Do you have a favorite artist that you have collaborated with? 

Nathalie Joachim. She's a composer I worked with for my first and only evening-length work, "Land Bridge." Nathalie graduated from Juilliard and is now based in Chicago. She is co-artistic director and flutist of the four-time Grammy winning contemporary chamber ensemble Eighth Blackbird, and co-founder of the critically acclaimed urban art pop duo, Flutronix.

Editor's note: Eigth Blackbird is a frequent guest and collaborator with the School of Music. 

Helen Simoneau performs "Caribou" at the Hanes Brands Theatre in 2015 / Photo by Peter Mueller

Helen Simoneau performs "Caribou" at the Hanesbrands Theatre in 2015 / Photo: Peter Mueller

Talk a little about some challenges you’ve encountered and how you overcame them:

One challenge for me was that when I arrived at UNCSA I really had no idea what I was doing. I was 17, had little to no dance training and English was very much a second language. Although I could speak it fluently, much of the casual ways people would talk, expressions and American slang, were completely over my head.

I had never taken classes conducted in English, and arrived in class to dissect a Shakespeare poem. It was overwhelming. Luckily, I found that everywhere I asked for help, it was given, either by my dance faculty, my English teacher Mr. Morgan or my peers. It was a competitive environment, but I was an underdog and that served me well. 

Editor’s note: Simoneau is originally from Quebec, Canada, and speaks French as her first language. 

How did UNCSA prepare you for your career? 

UNCSA gave me solid technical training. I started with none, but with the help of faculty who believed in me I was performing lead roles by my senior year. The amount of information I learned during those years is astounding. When I was in school, I never thought of myself as a technical dancer, but I noticed right away upon graduation and through summer programs that peers, teachers and choreographers commented on my training. They wanted to know where I had trained as they recognized a clarity to my movement that they identified as good technique. 

Whether I was in NYC or Montréal, this happened regularly. Of course, from there I had to work on my artistry and confidence, finding my voice, all the things you learn post B.F.A. Really, the development of a dancer doesn't stop at graduation. UNCSA gave me a solid foundation that allowed me to tackle multiple styles of movement. 
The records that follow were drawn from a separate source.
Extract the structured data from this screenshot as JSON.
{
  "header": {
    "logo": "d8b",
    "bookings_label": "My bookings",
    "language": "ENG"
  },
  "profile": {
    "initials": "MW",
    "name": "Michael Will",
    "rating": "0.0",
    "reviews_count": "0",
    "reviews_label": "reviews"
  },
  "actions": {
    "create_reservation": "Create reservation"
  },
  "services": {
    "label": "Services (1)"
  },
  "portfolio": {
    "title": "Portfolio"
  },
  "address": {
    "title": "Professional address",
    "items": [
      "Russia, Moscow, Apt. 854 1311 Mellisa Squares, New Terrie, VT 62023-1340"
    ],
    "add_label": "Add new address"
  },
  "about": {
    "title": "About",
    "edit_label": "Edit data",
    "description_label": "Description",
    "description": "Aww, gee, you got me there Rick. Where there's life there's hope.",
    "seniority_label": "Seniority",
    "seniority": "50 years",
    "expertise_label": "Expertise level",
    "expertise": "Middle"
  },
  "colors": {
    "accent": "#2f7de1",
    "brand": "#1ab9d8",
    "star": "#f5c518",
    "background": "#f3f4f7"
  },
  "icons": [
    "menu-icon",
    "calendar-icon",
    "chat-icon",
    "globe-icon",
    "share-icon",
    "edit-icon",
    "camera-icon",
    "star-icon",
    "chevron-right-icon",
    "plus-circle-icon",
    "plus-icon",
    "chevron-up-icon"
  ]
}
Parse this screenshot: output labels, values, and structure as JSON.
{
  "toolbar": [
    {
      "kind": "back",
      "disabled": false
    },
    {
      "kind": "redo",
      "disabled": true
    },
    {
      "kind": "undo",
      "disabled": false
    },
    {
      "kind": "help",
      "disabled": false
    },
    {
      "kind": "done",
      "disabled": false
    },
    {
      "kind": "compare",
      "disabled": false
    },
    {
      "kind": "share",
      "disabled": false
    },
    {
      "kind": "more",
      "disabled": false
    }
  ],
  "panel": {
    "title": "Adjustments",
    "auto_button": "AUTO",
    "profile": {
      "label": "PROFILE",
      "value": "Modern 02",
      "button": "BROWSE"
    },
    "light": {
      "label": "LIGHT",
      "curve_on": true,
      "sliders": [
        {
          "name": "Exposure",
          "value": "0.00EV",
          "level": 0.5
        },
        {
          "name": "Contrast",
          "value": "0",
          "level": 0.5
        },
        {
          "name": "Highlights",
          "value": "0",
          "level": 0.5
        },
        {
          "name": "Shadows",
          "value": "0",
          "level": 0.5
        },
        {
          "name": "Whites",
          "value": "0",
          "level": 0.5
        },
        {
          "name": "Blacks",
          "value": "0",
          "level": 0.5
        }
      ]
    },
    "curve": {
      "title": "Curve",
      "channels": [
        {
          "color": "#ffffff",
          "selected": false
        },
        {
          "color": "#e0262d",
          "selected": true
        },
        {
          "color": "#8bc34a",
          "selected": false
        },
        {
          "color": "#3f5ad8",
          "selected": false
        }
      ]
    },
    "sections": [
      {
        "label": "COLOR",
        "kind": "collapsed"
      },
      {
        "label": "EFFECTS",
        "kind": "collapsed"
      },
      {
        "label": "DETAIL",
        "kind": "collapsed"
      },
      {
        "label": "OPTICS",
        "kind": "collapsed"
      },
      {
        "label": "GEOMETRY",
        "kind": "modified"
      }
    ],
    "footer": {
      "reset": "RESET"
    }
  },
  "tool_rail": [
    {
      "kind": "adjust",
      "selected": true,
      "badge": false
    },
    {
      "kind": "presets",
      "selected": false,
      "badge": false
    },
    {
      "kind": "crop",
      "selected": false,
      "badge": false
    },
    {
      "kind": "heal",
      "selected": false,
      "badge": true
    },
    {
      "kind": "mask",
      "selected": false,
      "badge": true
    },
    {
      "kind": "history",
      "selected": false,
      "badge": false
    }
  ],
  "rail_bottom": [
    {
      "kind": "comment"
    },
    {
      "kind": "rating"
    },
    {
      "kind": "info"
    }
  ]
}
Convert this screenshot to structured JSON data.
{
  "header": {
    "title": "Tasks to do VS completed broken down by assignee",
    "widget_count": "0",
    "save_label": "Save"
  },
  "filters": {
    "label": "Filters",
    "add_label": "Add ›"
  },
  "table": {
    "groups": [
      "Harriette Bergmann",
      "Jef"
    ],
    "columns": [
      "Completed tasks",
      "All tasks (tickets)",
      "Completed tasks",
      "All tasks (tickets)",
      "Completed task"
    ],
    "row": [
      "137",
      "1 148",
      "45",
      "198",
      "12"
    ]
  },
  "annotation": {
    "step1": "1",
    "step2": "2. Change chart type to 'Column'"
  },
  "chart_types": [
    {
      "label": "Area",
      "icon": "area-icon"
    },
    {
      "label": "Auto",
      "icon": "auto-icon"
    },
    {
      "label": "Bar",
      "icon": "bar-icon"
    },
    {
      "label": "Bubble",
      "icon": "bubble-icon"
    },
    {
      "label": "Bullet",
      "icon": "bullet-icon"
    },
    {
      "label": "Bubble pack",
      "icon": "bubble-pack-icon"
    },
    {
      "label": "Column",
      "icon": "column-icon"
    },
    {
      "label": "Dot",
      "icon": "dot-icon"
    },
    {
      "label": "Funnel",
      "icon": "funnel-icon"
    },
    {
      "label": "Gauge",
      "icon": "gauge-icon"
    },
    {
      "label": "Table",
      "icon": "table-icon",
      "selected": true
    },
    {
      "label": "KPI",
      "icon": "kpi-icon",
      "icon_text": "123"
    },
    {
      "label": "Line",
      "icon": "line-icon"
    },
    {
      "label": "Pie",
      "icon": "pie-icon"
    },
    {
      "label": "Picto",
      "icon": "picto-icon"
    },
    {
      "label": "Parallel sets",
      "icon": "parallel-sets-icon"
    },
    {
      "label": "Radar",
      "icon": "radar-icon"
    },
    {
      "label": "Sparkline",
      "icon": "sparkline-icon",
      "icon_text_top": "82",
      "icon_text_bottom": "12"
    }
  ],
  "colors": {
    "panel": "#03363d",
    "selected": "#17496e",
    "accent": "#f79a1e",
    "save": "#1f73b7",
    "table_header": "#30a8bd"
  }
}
Do you have any connections you made at UNCSA that you still maintain today?

So many! I tell students when I teach to look around, as their classmates will be their initial network in the professional world. This is still true for me. When I started my company in 2009, almost all of the dancers were former UNCSA classmates. When I had my first show in NYC at Joyce SoHo, my former classmate Carrie Wood  was my lighting designer. Some of the people I went to school with are still my closest friends. It is not uncommon to run into each other in NYC, one person rehearsing across the hall from the other, or at each other’s shows. It’s a community I am grateful to part of.

Talk a little about your close connection that you maintain with the school, coming back as a guest artist and working with students and recent graduates: 

It has been a privilege to be invited back so often to work with the students. UNCSA is a unique place for me, a cherished environment that has served as an artistic home. I love working with the immense talent that resides there, and am grateful for the continued opportunity to teach and choreograph. 

There is a special shorthand available to me with this program. It is, of course, different than when I was there, but essentially these current students are cut from the same cloth. When I teach, I also take class. Stepping back into Brenda Daniels' class, I relive all the lessons I learned and it only confirms how foundational my experience at the school was.